Sentence for man involved in young woman's drug-related death reduced after 21 years
In 2013 the man was found guilty of involuntary homicide after supplying a fatal dose of heroin to the young woman

The Court of Criminal Appeal has drastically reduced the sentence handed to Lawrence Attard for his part in the death of Theresa Agius in 1999 and the trafficking and possession of heroin because of delays in closing the case.
Agius, 20, had died of an overdose of heroin allegedly purchased from Attard in October 1999. Agius had been reported missing and her body was eventually found at sea. A friend of hers had told the police he had seen her overdose on heroin after a man injected her with drugs.
In 2013, Attard, known as Wenzu l-Għawdxi, was found guilty of involuntary homicide and supplying the heroin and was sentenced to six years in jail, as well as being ordered to pay a fine of €10,000. Joseph Azzopardi was later convicted of administering the fatal dose to Agius and was convicted of murder, a decision confirmed on appeal in 2018.
After being found guilty Attard had filed an appeal arguing that the court had interpreted the facts of the case wrongly, leading to it drawing the mistaken conclusion that he had been the one that sold the drugs to Agius.
The Court of Criminal Appeal had ordered the case to be retried after it was noted that amongst other things, the court of first instance had erroneously referenced the wrong article of the law at several points in the judgment.
Handing down judgment in the case, Madame Justice Edwina Grima observed that the case had taken 21 years to reach this stage. Two Constitutional cases had been filed due to the excessive duration of the proceedings and it was noted that despite the Constitutional Court ruling that the court of Magistrates decide the case without delay in 2004, the lower court had only passed its final sentence in 2013. That sentence had subsequently been annulled, leading the case to be re-heard from the beginning.

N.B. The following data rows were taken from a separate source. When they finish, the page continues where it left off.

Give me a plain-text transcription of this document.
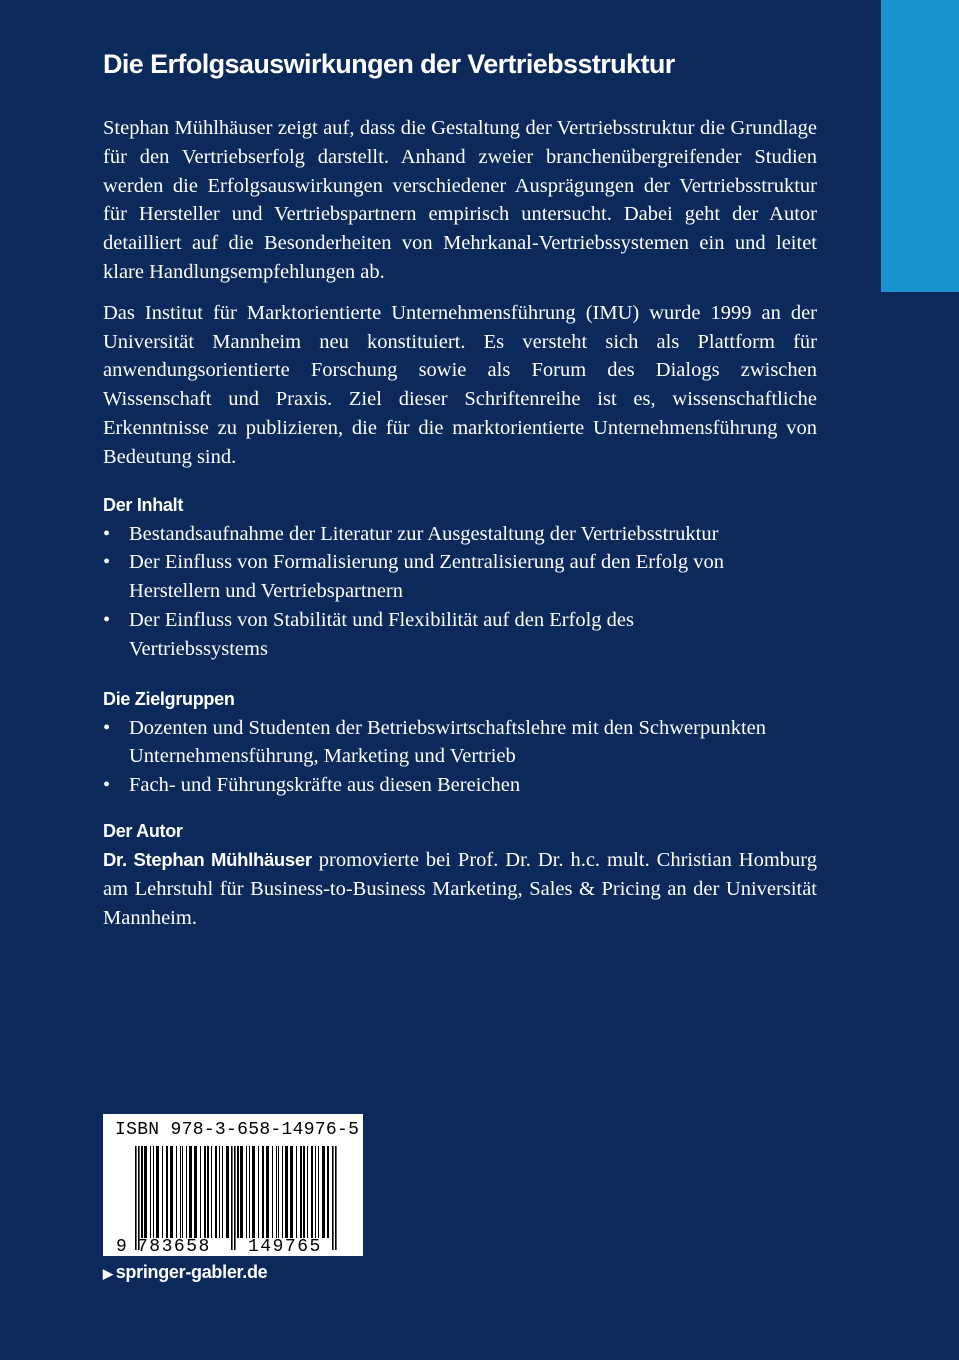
Die Erfolgsauswirkungen der Vertriebsstruktur

Stephan Mühlhäuser zeigt auf, dass die Gestaltung der Vertriebsstruktur die Grundlage für den Vertriebserfolg darstellt. Anhand zweier branchenübergreifender Studien werden die Erfolgsauswirkungen verschiedener Ausprägungen der Vertriebsstruktur für Hersteller und Vertriebspartnern empirisch untersucht. Dabei geht der Autor detailliert auf die Besonderheiten von Mehrkanal-Vertriebssystemen ein und leitet klare Handlungsempfehlungen ab.

Das Institut für Marktorientierte Unternehmensführung (IMU) wurde 1999 an der Universität Mannheim neu konstituiert. Es versteht sich als Plattform für anwendungsorientierte Forschung sowie als Forum des Dialogs zwischen Wissenschaft und Praxis. Ziel dieser Schriftenreihe ist es, wissenschaftliche Erkenntnisse zu publizieren, die für die marktorientierte Unternehmensführung von Bedeutung sind.

Der Inhalt
• Bestandsaufnahme der Literatur zur Ausgestaltung der Vertriebsstruktur
• Der Einfluss von Formalisierung und Zentralisierung auf den Erfolg von Herstellern und Vertriebspartnern
• Der Einfluss von Stabilität und Flexibilität auf den Erfolg des Vertriebssystems
Die Zielgruppen
• Dozenten und Studenten der Betriebswirtschaftslehre mit den Schwerpunkten Unternehmensführung, Marketing und Vertrieb
• Fach- und Führungskräfte aus diesen Bereichen
Der Autor

Dr. Stephan Mühlhäuser promovierte bei Prof. Dr. Dr. h.c. mult. Christian Homburg am Lehrstuhl für Business-to-Business Marketing, Sales & Pricing an der Universität Mannheim.

ISBN 978-3-658-14976-5
9 783658 149765
▶ springer-gabler.de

Attard had consistently denied procuring the drugs and insisted that there was no link established between the cause of Agius’ death and the overdose, due to the advanced state of decomposition the body was found to be in. He contended that the only two witnesses who linked him to the crime, Philippa Chircop and Paul Micallef, had contradicted each other’s testimony.
The judge, examining the acts of the proceedings, said there was no doubt that Agius had gone to the accused and Chircop to buy drugs before her death and had done so regularly. Several witnesses had confirmed that Agius did not know how to administer the drugs herself and so was injected by Joseph Azzopardi, known as Iz-Zikizokk.
In his testimony the appellant had claimed that drugs would be sold daily from Chircop’s apartment, where the appellant also resided, but denied that he had procured the drugs for Agius on the night of her death.
The court however observed that the evidence all seemed to point in the opposite direction, in particular the testimony of Micallef, who claimed to have warned Agius that it was potentially fatal for Azzopardi to inject Agius with heroin as she had also ingested pills containing the sedative “Dalmain.” Micallef’s testimony was corroborated by forensic evidence, said the court.
It also dismissed the assertion that the cause of Agius’ death could not be established due to the advanced state of decomposition her body was found in, making reference to the findings in the case against Joseph Azzopardi which stated that there were fresh needle puncture wounds in one of the veins of her hand and that high levels of morphine – a metabolate of heroin – were found in her liver.
The circumstantial evidence, tied to Micallef’s testimony, led the court to conclude that the victim died of an overdose of drugs injected into her by Joseph Azzopardi, which drugs had just been purchased from Lawrence Attard. The conviction was therefore, upheld.
On the delay in deciding the case, the judge noted that the appeal case was transferred to her in January 2019, after being presided by a different judge and then had to be retried owing to a legal mistake made by the first court. These delays had to be kept in mind, but at the same time could not translate into a failure to have the guilty party pay for his misdeeds, she said. While observing that Attard had changed his ways, the judge said that a prison sentence for drug trafficking was compulsory. The court also took into account the long period spent in preventive arrest – nearly two years.
Taking into account all the circumstances of the case, the court said it would hand down a punishment in the lower range of the spectrum, in order to make good for both the breach of his rights and the criminal action which led to the death of a young woman.
Attard’s sentence was therefore reduced to 2 years imprisonment and a fine of €1000. Time spent in preventive custody was to be deducted from the prison term. €958 in costs were to be borne by the appellant.
Lawyer Edward Gatt appeared for Lawrence Attard.